“PURA BABBARA’ SOMPEKKU, PURA TANGKISI’
GOLIKKU”
Kutatap lagi barisan huruf dari ukiran kayu
yang menempel lekat di badan perahu milik ayah yang mulai lapuk dan menguning.
Ada rasa yang tak bisa aku definisikan meluber dari degupan jantung. Rindu,
hanya itu yang mungkin bisa kunamai untuk perasaan yang campur aduk tak
menentu.
Deburan ombak pelan menggoyang perahu.
Mengombang-ambingkan dengan gerakan yang membuatku semakin tergugu dalam
dudukku. Sengaja aku datang kali ini, pada senja yang mulai pulih. Kilatan
jingga menghias langit barat, penuh. Aku memilih senja untuk menemaniku,
mendulang kenangan yang sudah lapuk.
***
Semesta masih gelap saat ayah
menggoyang-goyang tubuhku. Aku masih teramat sangat mengantuk setelah semalam
baru beranjak tidur setelah jam 11 malam karena menyelesaikan tugas membuat
kreasi produk kewirausahaan untuk dijual di sekolah besok. Aku memutuskan
membuat beberapa kerajinan dari benda-benda yang kudapat dari pantai.
“Pang,
ayo cepat bangun, Etta sudah siap
berangkat. Kau kunci lagi pintunya baru tidur lagi”, ayah semakin kencang
menggoyang tubuhku. Khawatir akan terlambat melaut dan tidak mendapatkan ikan.
“Etta,
Ippang barusan tidur sudah dibangunkan, masih ngantuklah”, aku mengucek mataku
dan dengan gontai melangkah ke pintu depan.

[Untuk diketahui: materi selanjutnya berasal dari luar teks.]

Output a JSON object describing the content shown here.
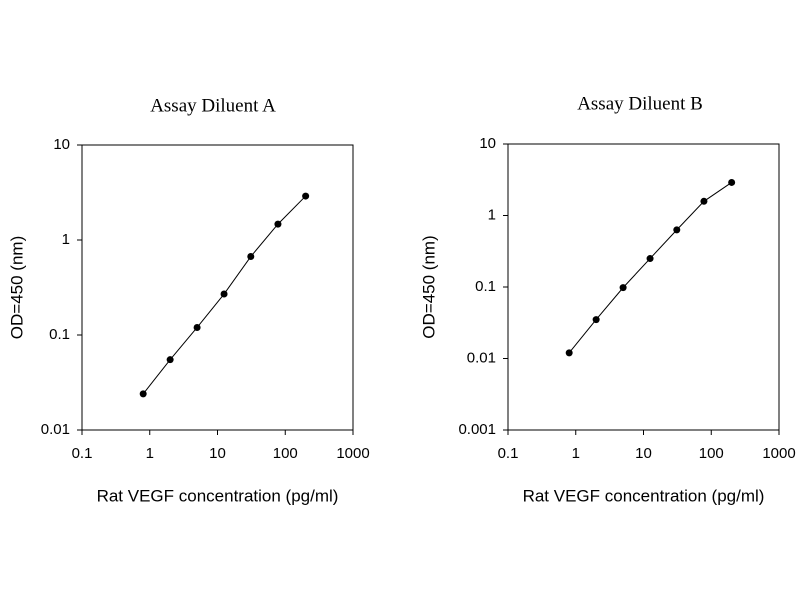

Ayah sudah berada di luar rumah
dengan jaring di atas punggungnya. Kedua tangannya penuh dengan peralatan untuk
mencari ikan. Segera kucium punggung tangannya dan kembali ke dalam rumah untuk
melanjutkan tidurku.
Aku sudah terbiasa ditinggal ayah setiap
tengah malam untuk melaut. Sesekali aku ikut saat libur. Sekedar membantu
meringankan tugas ayah. Ayah melaut seorang diri dengan menggunakan perahu warisan
dari kakekku. Ayah memang Bugis sejati. Laut adalah jiwanya, seluruh hidupnya
dihabiskan di laut. Sejak masih sangat belia. Ibu sudah lama tiada, sejak
melahirkan adikku, Mariam. Maka segala pekerjaan rumah harus bisa kulaksanakan
bersama dengan adikku.
Bangun pagi langsung mengisi bak mandi dengan
air yang kutimba dari sumur di ujung desa. Lalu membersihkan rumah. Sedangkan Mariam
bertugas mencuci dan menghangatkan makanan yang sudah dibuat ayah semalam. Ayah
selalu memasak makanan untuk kami di malam hari sebelum berangkat melaut. Sejak
ibu meninggal ayah mengurus kami sendirian. Dia bilang perah berjanji akan
merawat kami dengan baik, jadi ayah tak pernah alpa menyiapkan makanan untuk
sarapan dan makan siang kami, selelah apapun dia.
“Kak ayo sarapan, sudah selesai kan nimba
airnya?”, Mariam berteriak dari meja makan, di tangannya ada satu piring ikan
goreng. Aku yang baru saja selesai menimba air langsung duduk di meja makan. Lapar.
Ada tumis sayur dan sambal sebagai pendamping ikan goreng yang dibawa Mariam
tadi. Langsung kuisi piringku penuh-penuh.
“Kata ayah mungkin hari ini nggak pulang,
ayah mau melaut sedikit jauh, angin kencang membuat ikan jarang”, Mariam
membawa piring kotor untuk dicuci ke belakang.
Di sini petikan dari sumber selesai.